Vehicles flipped, rammed median strips, crashed into buildings, smacked each other and slid off highways early Wednesday, as a powdery snow slicked county roads.
Traffic was backed up for several miles and several hours on two major highways, Route 283 and Route 30, snarling traffic and steaming commuters.
And the ugliness could continue. More snow is predicted to fall late tonight, just in time for Friday's rush hour.
Fortunately, no one suffered major injuries in any of Wednesday's major accidents reported in East Hempfield and Manheim townships.
Scores of fender-benders occurred elsewhere. At 7 a.m., emergency dispatchers were dealing with 22 accidents from Penn to West Lampeter townships.
Several motorists were cited for driving at an unsafe speed after the crashes.
Manheim Township police Sgt. Robert Baldwin said that after 30 years of police work he's noticed a common factor in snow-related accidents.
"If you get up and it's been snowing all night and there are 6 inches on the ground, people realize they have to slow down," he said, which leads to fewer accidents.
"But when people get up and it's just started to snow, or it's not snowing until they get on the street, they don't adjust their speed. … They don't slow down. They just tend to keep going at normal speed and get in crashes."
The lesson: Stay alert to changing conditions and drive accordingly.
Four accidents occurred between 6:30 and 9 a.m. Wednesday on just one stretch of highway: eastbound Route 283 between State Road and Rohrerstown Road, in East Hempfield Township, Officer Kevin Waltz said.
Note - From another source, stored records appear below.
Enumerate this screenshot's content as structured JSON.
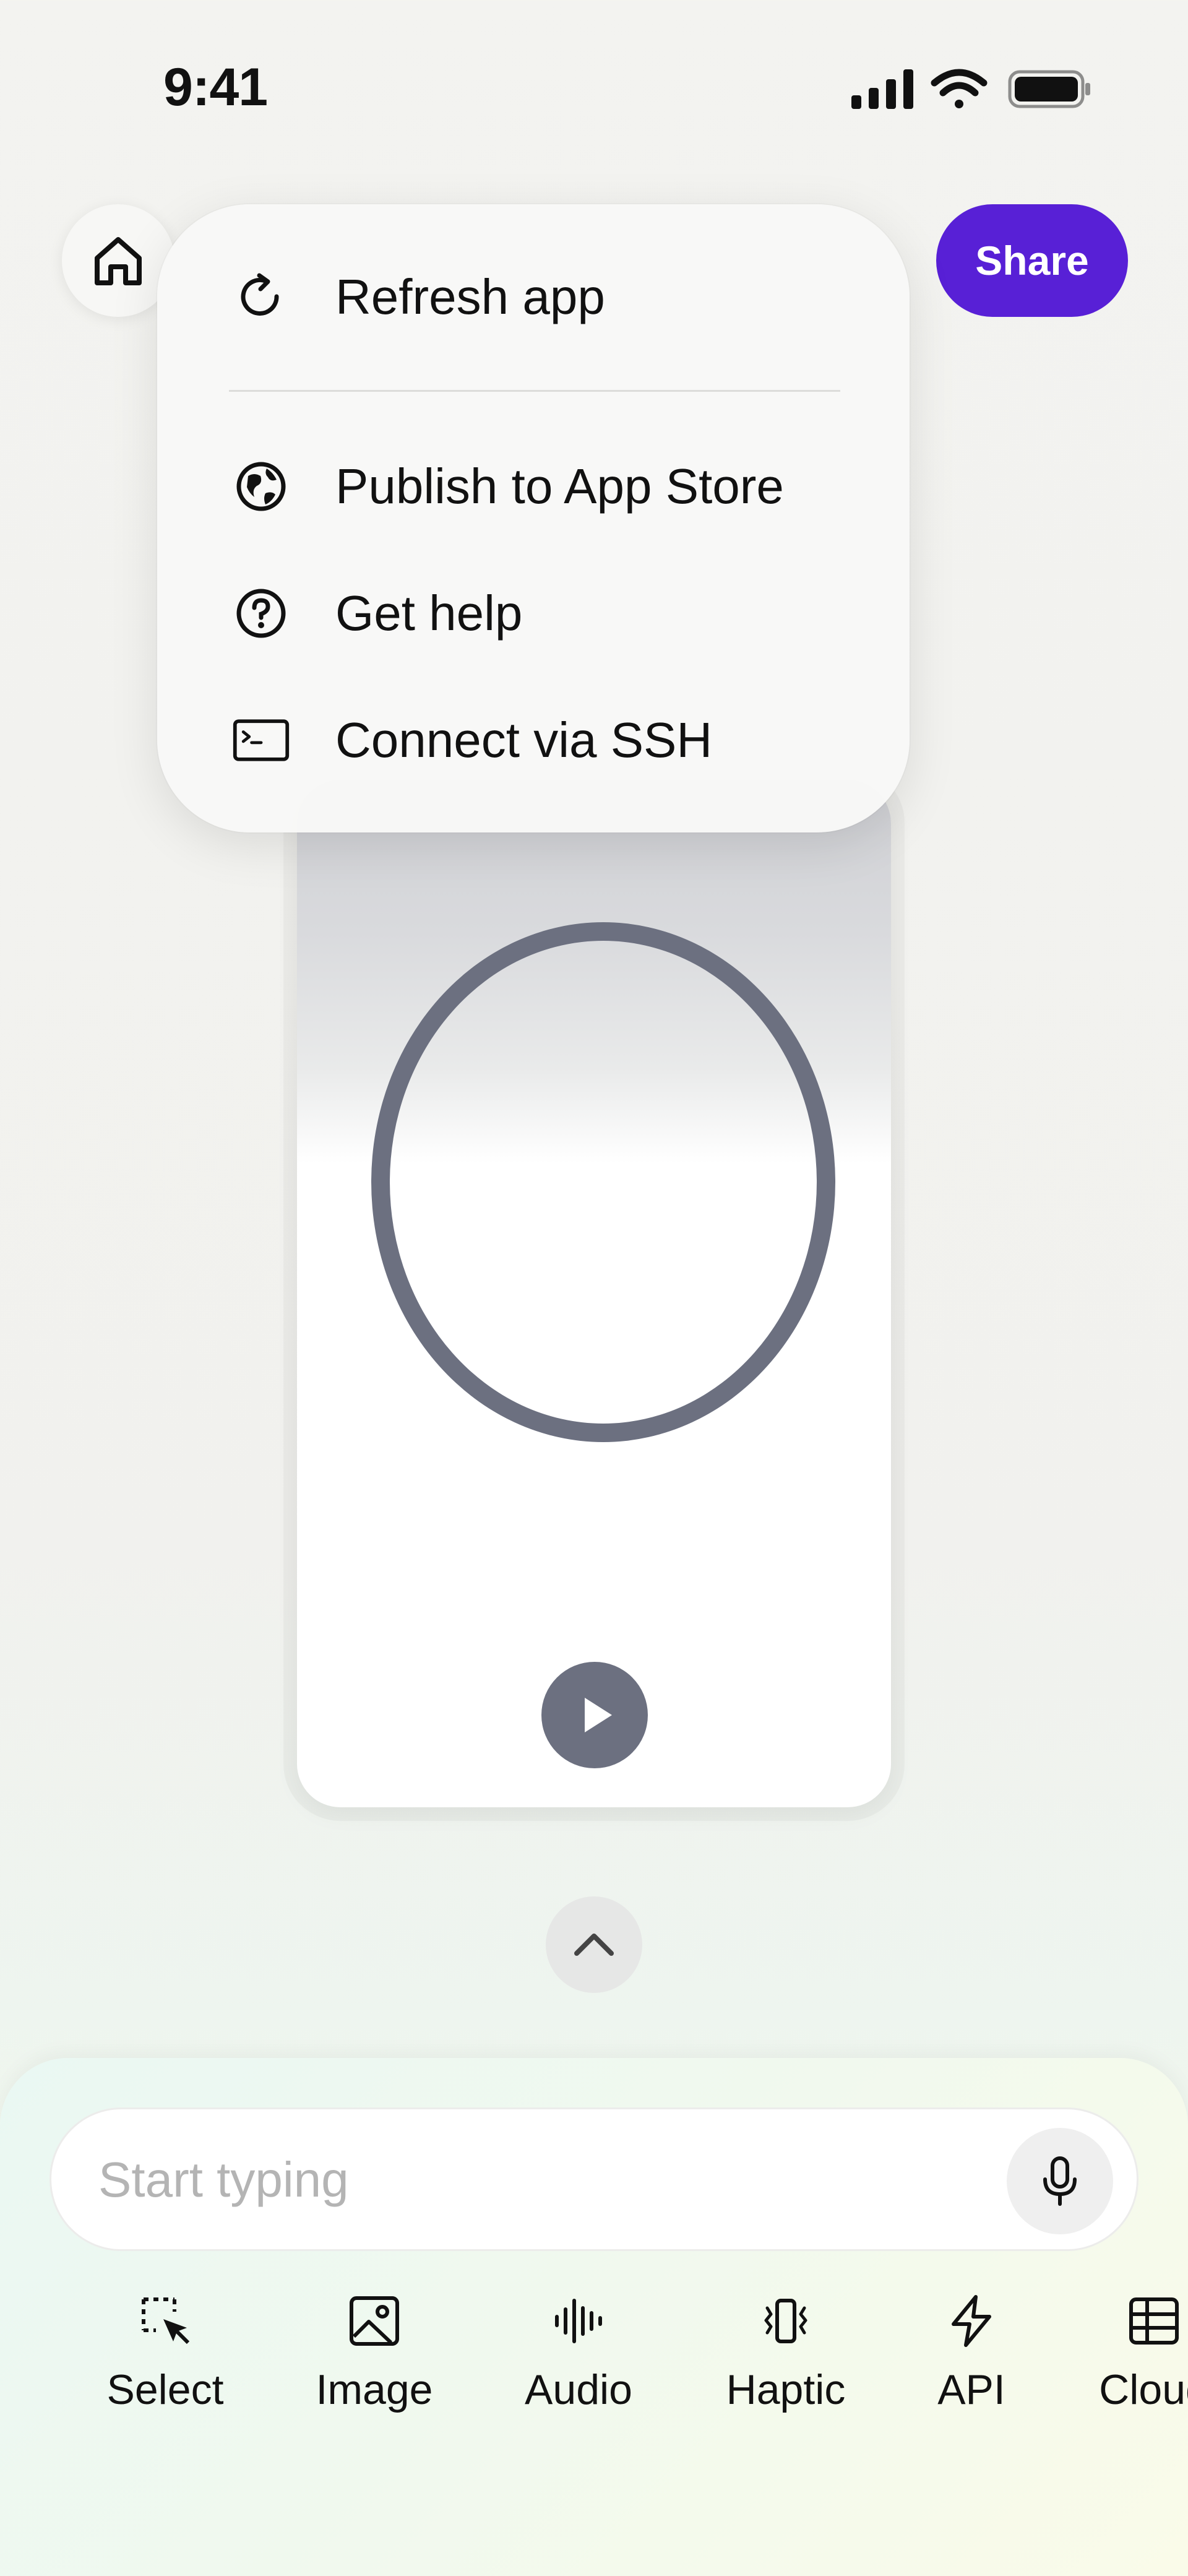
{
  "status_bar": {
    "time": "9:41",
    "icons": [
      "signal-icon",
      "wifi-icon",
      "battery-icon"
    ]
  },
  "header": {
    "home_icon": "home-icon",
    "share_label": "Share",
    "accent": "#5820d6"
  },
  "menu": {
    "items": [
      {
        "label": "Refresh app",
        "icon": "refresh-icon"
      },
      {
        "label": "Publish to App Store",
        "icon": "globe-icon"
      },
      {
        "label": "Get help",
        "icon": "help-icon"
      },
      {
        "label": "Connect via SSH",
        "icon": "terminal-icon"
      }
    ]
  },
  "preview": {
    "circle_color": "#6c7080",
    "play_icon": "play-icon"
  },
  "composer": {
    "placeholder": "Start typing",
    "mic_icon": "microphone-icon",
    "tools": [
      {
        "label": "Select",
        "icon": "select-icon"
      },
      {
        "label": "Image",
        "icon": "image-icon"
      },
      {
        "label": "Audio",
        "icon": "audio-icon"
      },
      {
        "label": "Haptic",
        "icon": "haptic-icon"
      },
      {
        "label": "API",
        "icon": "lightning-icon"
      },
      {
        "label": "Cloud",
        "icon": "table-icon"
      }
    ]
  }
}
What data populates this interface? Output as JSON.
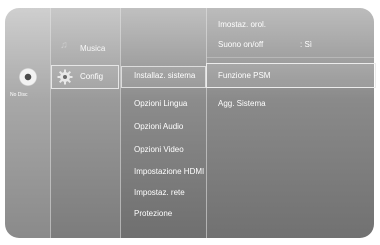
{
  "disc_status": {
    "label": "No Disc",
    "icon": "disc-icon"
  },
  "main_menu": [
    {
      "label": "Musica",
      "icon": "music-icon",
      "selected": false
    },
    {
      "label": "Config",
      "icon": "gear-icon",
      "selected": true
    }
  ],
  "config_menu": [
    {
      "label": "Installaz. sistema",
      "selected": true
    },
    {
      "label": "Opzioni Lingua"
    },
    {
      "label": "Opzioni Audio"
    },
    {
      "label": "Opzioni Video"
    },
    {
      "label": "Impostazione HDMI"
    },
    {
      "label": "Impostaz. rete"
    },
    {
      "label": "Protezione"
    }
  ],
  "system_menu": [
    {
      "label": "Imostaz. orol."
    },
    {
      "label": "Suono on/off",
      "value": ": Sì"
    },
    {
      "label": "Funzione PSM",
      "selected": true
    },
    {
      "label": "Agg. Sistema"
    }
  ],
  "colors": {
    "text": "#ffffff",
    "panel_dark": "#7a7a7a",
    "panel_light": "#c8c8c8"
  }
}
The accidents involved two flipped vehicles, a truck tractor that hit a guard rail and a car that ran into the back of a pickup truck.
A car also slid off Route 30 westbound between Running Pump and Centerville roads in East Hempfield. Another car crashed into a house at Elmwood and Naomi avenues, just off Harrisburg Pike in Landisville, Waltz said.
In Manheim Township, a chain-reaction accident at Routes 30 and 23 tied up traffic for three hours. It started when a vehicle hit a concrete median on eastbound Route 30, leading to three other vehicles careening into that vehicle, the guardrail and each other.
RAW VIDEO: Rt. 30 crash slows traffic
Also, a sport utility vehicle crashed into the front of Brook Lawn Farm Market, punching a large hole in the Lititz Pike stand where area residents have bought produce and Christmas trees for decades.
As he surveyed the damage to his building from his snowy parking lot, Brook Lawn owner Jim Erb echoed the reactions of others across the county.
"Fortunately," he said, "no one was hurt. We can repair the building."
Waltz, the East Hempfield officer, said, "That's the amazing part, that no one was hurt. We had two rollovers, and no one was hurt in any of those."
Several drivers involved in accidents were cited for failing to drive at a safe speed, including Mohammed Nasir of Lancaster, whose vehicle hit Brook Lawn.
Erb said he will rebuild his stand, parts of which dates to the mid-1950s, and is closed until April.
Two drivers in the Route 30 accident, Jeffrey Martin of Manheim and Lori Greech of Lititz, also were cited for failing to drive at a safe speed.
Another storm, known as an Arctic clipper, likely will bring us a dose of snow Thursday night into Friday morning, according to Millersville University meteorologist Eric Horst.
Between 1 and 3 inches of snow is expected to fall. Afterward, bundle up. The coldest air of the winter is predicted, with highs in the low to mid-20s Saturday and wind chills that will make it feel like zero.